Practice Makes Perfect

Once you are comfortable finding the maximum in a BST, try these related problems to solidify your understanding of BST properties:

Find the minimum value in a BST (mirror this approach, go left)
Validate whether a binary tree is a valid BST
Find the in-order successor of a given node
Delete a node from a BST (uses max/min finding as a subroutine)

This problem and thousands of others are available on Firecode, where over 50,000 users have successfully prepared for technical interviews and landed six and seven-figure jobs at top tech companies. Whether you are just starting your interview prep or sharpening your tree algorithm skills, consistent practice with problems like this will build the pattern recognition you need.

Frequently Asked Questions

What is the time complexity of finding the maximum value in a BST?

For a balanced BST, the time complexity is O(log n) because you only traverse the rightmost path from root to leaf. In the worst case of a completely skewed tree (all nodes have only right children), it degrades to O(n) since every node lies on that single path.

Why is the maximum always at the rightmost node of a BST?

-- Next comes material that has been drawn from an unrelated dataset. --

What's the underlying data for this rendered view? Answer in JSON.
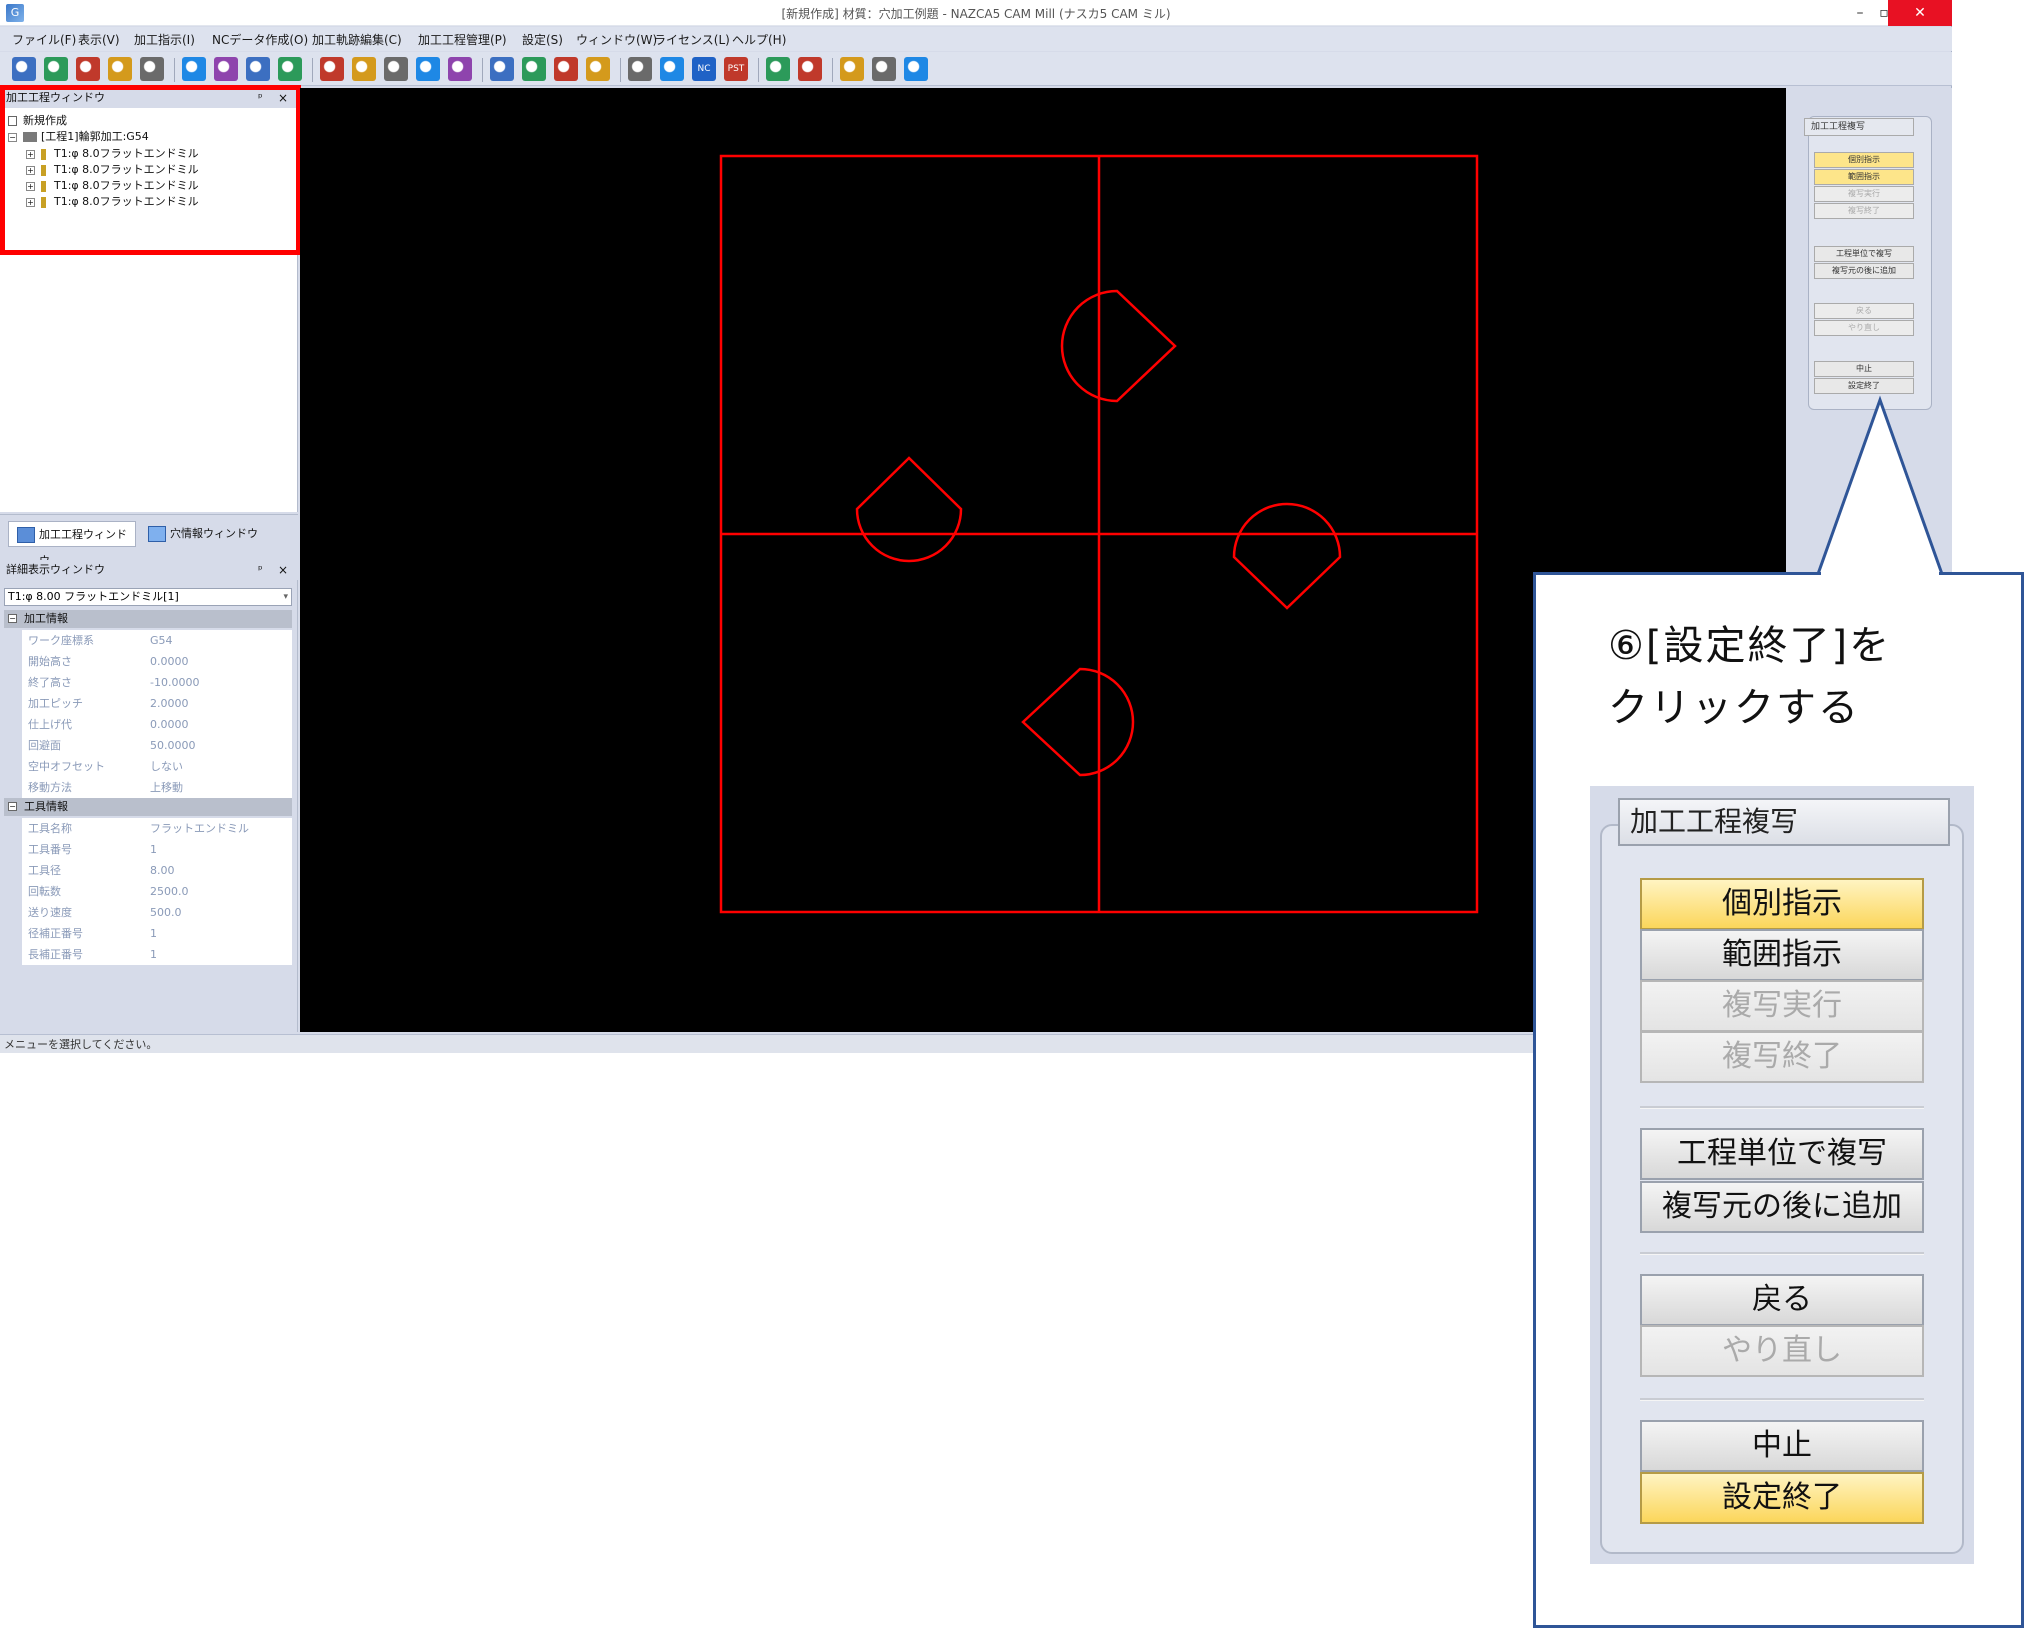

The BST ordering property guarantees that every node's right child has a larger value than the node itself. Following this property transitively from the root, the rightmost node in the tree must hold the largest value since there is no right child with an even larger value.

Can you find the maximum in a BST iteratively instead of recursively?

Yes. Use a while loop that keeps moving to root.right until root.right is null, then return root.data. The iterative approach uses O(1) space instead of O(log n) stack space, making it slightly more efficient for very deep trees.

What is the difference between finding the max in a BST versus a general binary tree?

In a BST, you only traverse the rightmost path in O(log n) time. In a general binary tree with no ordering guarantee, you must visit every node and compare values, resulting in O(n) time. The BST ordering property is what makes the efficient rightward traversal possible.

How does finding the minimum in a BST differ from finding the maximum?

Finding the minimum is the mirror operation. Instead of traversing right, you traverse left until root.left is null. The leftmost node in a BST holds the smallest value, by the same ordering property that places the largest value at the rightmost node.

What happens if the BST has only one node?

If the tree has a single node, root.right is null, so the base case triggers immediately and returns root.data. This is the simplest case and runs in O(1) time.

How is finding the BST maximum used in other algorithms?

Finding the maximum (or minimum) is a building block for BST deletion. When deleting a node with two children, you replace it with either the in-order predecessor (maximum of the left subtree) or the in-order successor (minimum of the right subtree). It also appears in range queries and BST validation.

What is the space complexity of the recursive approach?

The recursive approach uses O(log n) space for a balanced BST due to call stack frames. Each recursive call adds one frame, and the recursion depth equals the height of the tree. For a skewed tree, this becomes O(n).